Gradient boosting is another CART ensemble algorithm which relies on the assumption that the best possible next model, when combined with previous models, minimizes the overall prediction error. Let’s compute the model.
# Initiate the gradient boosting classifier
gb = GradientBoostingClassifier(learning_rate = 0.3, max_depth = 2, n_estimators = 10)
# Fit on training set
gb = gb.fit(X_train, y_train)
# Predict on test set
y_pred = gb.predict(X_test)
# Compute confustion matrix
gb_conf = confusion_matrix(y_test, y_pred)
# Retrieve metrics
gb_metrics = metrics(gb_conf, "Gradient boosting")
gb_metrics## model accuracy precision recall f1_score
## 0 Gradient boosting 0.780702 0.767857 0.852252 0.807857
Gradient boosting shows a quite descent performance as well, with the accuracy (78.1) being slightly lower than the Random forest.
The third CART ensemble learning algorithm used here is XGBoost, which builds upon function approximation by optimizing specific loss functions as well as applying several regularization techniques. Let’s compute the model.
# Initiate the XGboost classifier
xgb = XGBClassifier(learning_rate = 0.4, max_depth = 2, n_estimators = 16)
# Fit on training set
xgb = xgb.fit(X_train, y_train)
# Predict on test set
y_pred = xgb.predict(X_test)
# Compute confustion matrix
xgb_conf = confusion_matrix(y_test, y_pred)
# Retrieve metrics
xgb_metrics = metrics(xgb_conf, "XGBoost")
xgb_metrics## model accuracy precision recall f1_score
## 0 XGBoost 0.785575 0.77686 0.846847 0.810345
The performance of XGBoost (accuracy = 78.6) appears to be better than Gradient boosting but slightly worse than Random forest.
Lastly, we’ll see how well the Support vector classifier (SVC) algorithm generalize. As the logistic regression, SVC is a linear model, and creates a line or a hyperplane which separates the data into classes. Let’s compute the model.
# Initiate the SVC classifier
svc = SVC(C = 10, gamma = 0.01, kernel = 'rbf')
# Fit on training set
svc = svc.fit(X_train, y_train)
# Predict on test set
y_pred = svc.predict(X_test)
# Compute confustion matrix
svc_conf = confusion_matrix(y_test, y_pred)
# Retrieve metrics
svc_metrics = metrics(xgb_conf, "Support vector classifier")
svc_metrics## model accuracy precision recall f1_score
## 0 Support vector classifier 0.785575 0.77686 0.846847 0.810345
Also the SVM appears to yield quite good performance (accuracy = 78.6), being on par with the performance metrics of XGBoost.

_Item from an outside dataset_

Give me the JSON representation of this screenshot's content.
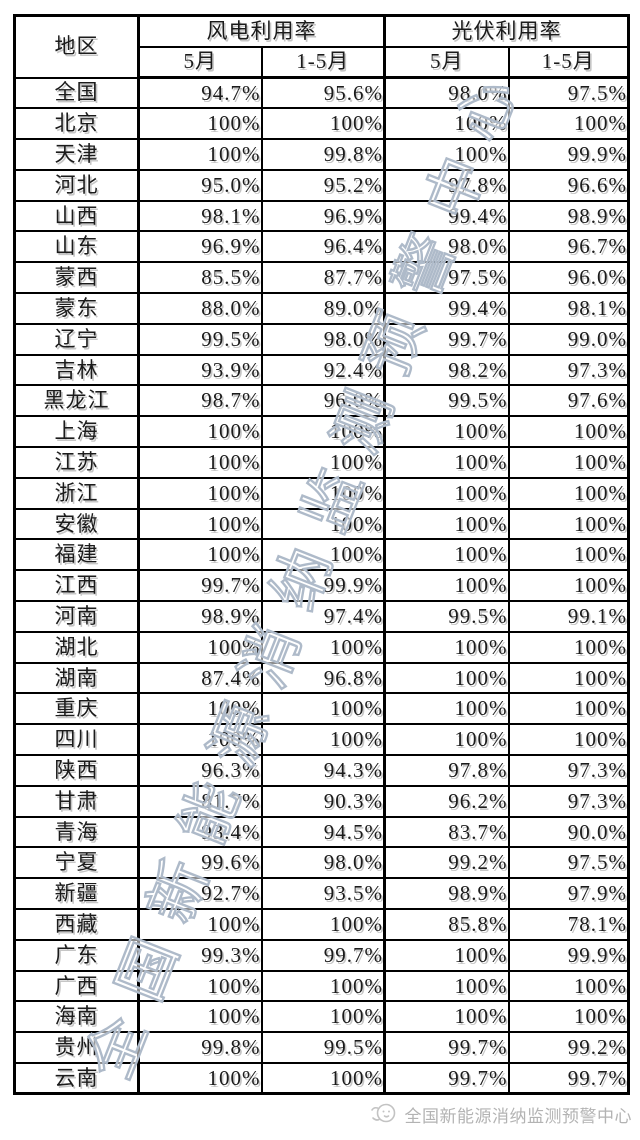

Lastly, we append the output into a single data frame, and sort their accuracies in an descending order. It seems that Random forest was the best classifier on all performance metrics in the present project.
final_metrics = logreg_metrics.append(rf_metrics).append(gb_metrics).append(xgb_metrics).append(svc_metrics)

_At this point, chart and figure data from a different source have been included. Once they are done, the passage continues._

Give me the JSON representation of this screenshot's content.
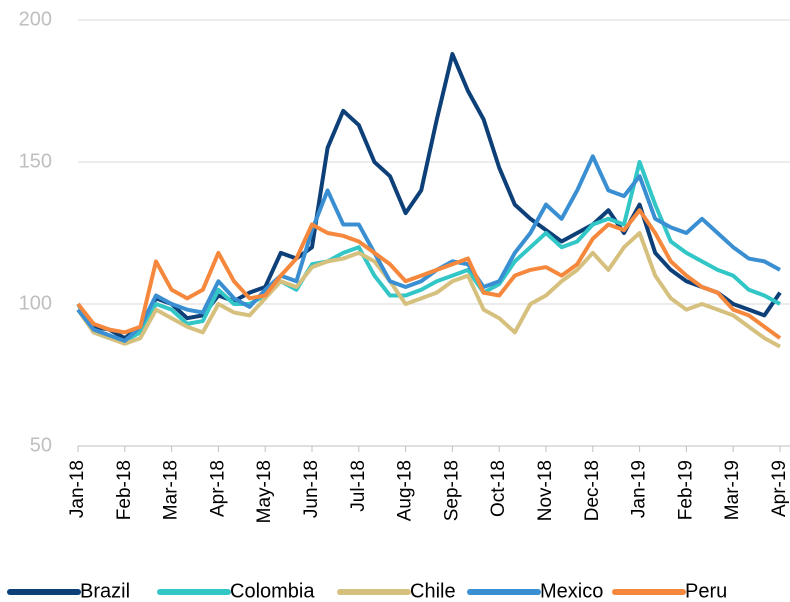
{
  "chart_data": {
    "type": "line",
    "categories": [
      "Jan-18",
      null,
      null,
      "Feb-18",
      null,
      null,
      "Mar-18",
      null,
      null,
      "Apr-18",
      null,
      null,
      "May-18",
      null,
      null,
      "Jun-18",
      null,
      null,
      "Jul-18",
      null,
      null,
      "Aug-18",
      null,
      null,
      "Sep-18",
      null,
      null,
      "Oct-18",
      null,
      null,
      "Nov-18",
      null,
      null,
      "Dec-18",
      null,
      null,
      "Jan-19",
      null,
      null,
      "Feb-19",
      null,
      null,
      "Mar-19",
      null,
      null,
      "Apr-19"
    ],
    "series": [
      {
        "name": "Brazil",
        "color": "#0d3f78",
        "values": [
          100,
          92,
          91,
          88,
          92,
          102,
          100,
          95,
          96,
          103,
          101,
          104,
          106,
          118,
          116,
          120,
          155,
          168,
          163,
          150,
          145,
          132,
          140,
          165,
          188,
          175,
          165,
          148,
          135,
          130,
          126,
          122,
          125,
          128,
          133,
          125,
          135,
          118,
          112,
          108,
          106,
          104,
          100,
          98,
          96,
          104
        ]
      },
      {
        "name": "Colombia",
        "color": "#33c6c6",
        "values": [
          100,
          90,
          88,
          87,
          90,
          100,
          98,
          93,
          94,
          105,
          100,
          100,
          103,
          108,
          105,
          114,
          115,
          118,
          120,
          110,
          103,
          103,
          105,
          108,
          110,
          112,
          104,
          107,
          115,
          120,
          125,
          120,
          122,
          128,
          130,
          128,
          150,
          135,
          122,
          118,
          115,
          112,
          110,
          105,
          103,
          100
        ]
      },
      {
        "name": "Chile",
        "color": "#d6c07e",
        "values": [
          98,
          90,
          88,
          86,
          88,
          98,
          95,
          92,
          90,
          100,
          97,
          96,
          102,
          108,
          106,
          113,
          115,
          116,
          118,
          115,
          108,
          100,
          102,
          104,
          108,
          110,
          98,
          95,
          90,
          100,
          103,
          108,
          112,
          118,
          112,
          120,
          125,
          110,
          102,
          98,
          100,
          98,
          96,
          92,
          88,
          85
        ]
      },
      {
        "name": "Mexico",
        "color": "#3a8fd2",
        "values": [
          98,
          91,
          89,
          87,
          92,
          103,
          100,
          98,
          97,
          108,
          102,
          99,
          105,
          110,
          108,
          126,
          140,
          128,
          128,
          118,
          108,
          106,
          108,
          112,
          115,
          114,
          106,
          108,
          118,
          125,
          135,
          130,
          140,
          152,
          140,
          138,
          145,
          130,
          127,
          125,
          130,
          125,
          120,
          116,
          115,
          112
        ]
      },
      {
        "name": "Peru",
        "color": "#f5883c",
        "values": [
          100,
          93,
          91,
          90,
          92,
          115,
          105,
          102,
          105,
          118,
          108,
          102,
          103,
          110,
          116,
          128,
          125,
          124,
          122,
          118,
          114,
          108,
          110,
          112,
          114,
          116,
          104,
          103,
          110,
          112,
          113,
          110,
          114,
          123,
          128,
          126,
          133,
          125,
          115,
          110,
          106,
          104,
          98,
          96,
          92,
          88
        ]
      }
    ],
    "ylim": [
      50,
      200
    ],
    "yticks": [
      50,
      100,
      150,
      200
    ],
    "grid": true,
    "legend": "bottom"
  }
}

print(final_metrics.sort_values(by = "accuracy", ascending = False))## model accuracy precision recall f1_score
## 0 Random Forest 0.789474 0.776509 0.857658 0.815068
## 0 XGBoost 0.785575 0.776860 0.846847 0.810345
## 0 Support vector classifier 0.785575 0.776860 0.846847 0.810345
## 0 Gradient boosting 0.780702 0.767857 0.852252 0.807857
## 0 Logistic regression 0.771930 0.760130 0.845045 0.800341
In this tutorial, I examined the dropout rate on a Massive open online course (MOOC) platform using student activity data stemming from the first week after enrolment. I used five machine learning algorithms (Logistic regression, Random forest, Gradient Boosting, XGBoost, Support vector classifier). Of these models, the Random forest classifier yielded the best results with an accuracy of 77.6%, and an recall rate of 85.8%, suggesting that those who drops out can be detected fairly accurately already during the first week of studying. I hope you enjoyed the tutorial.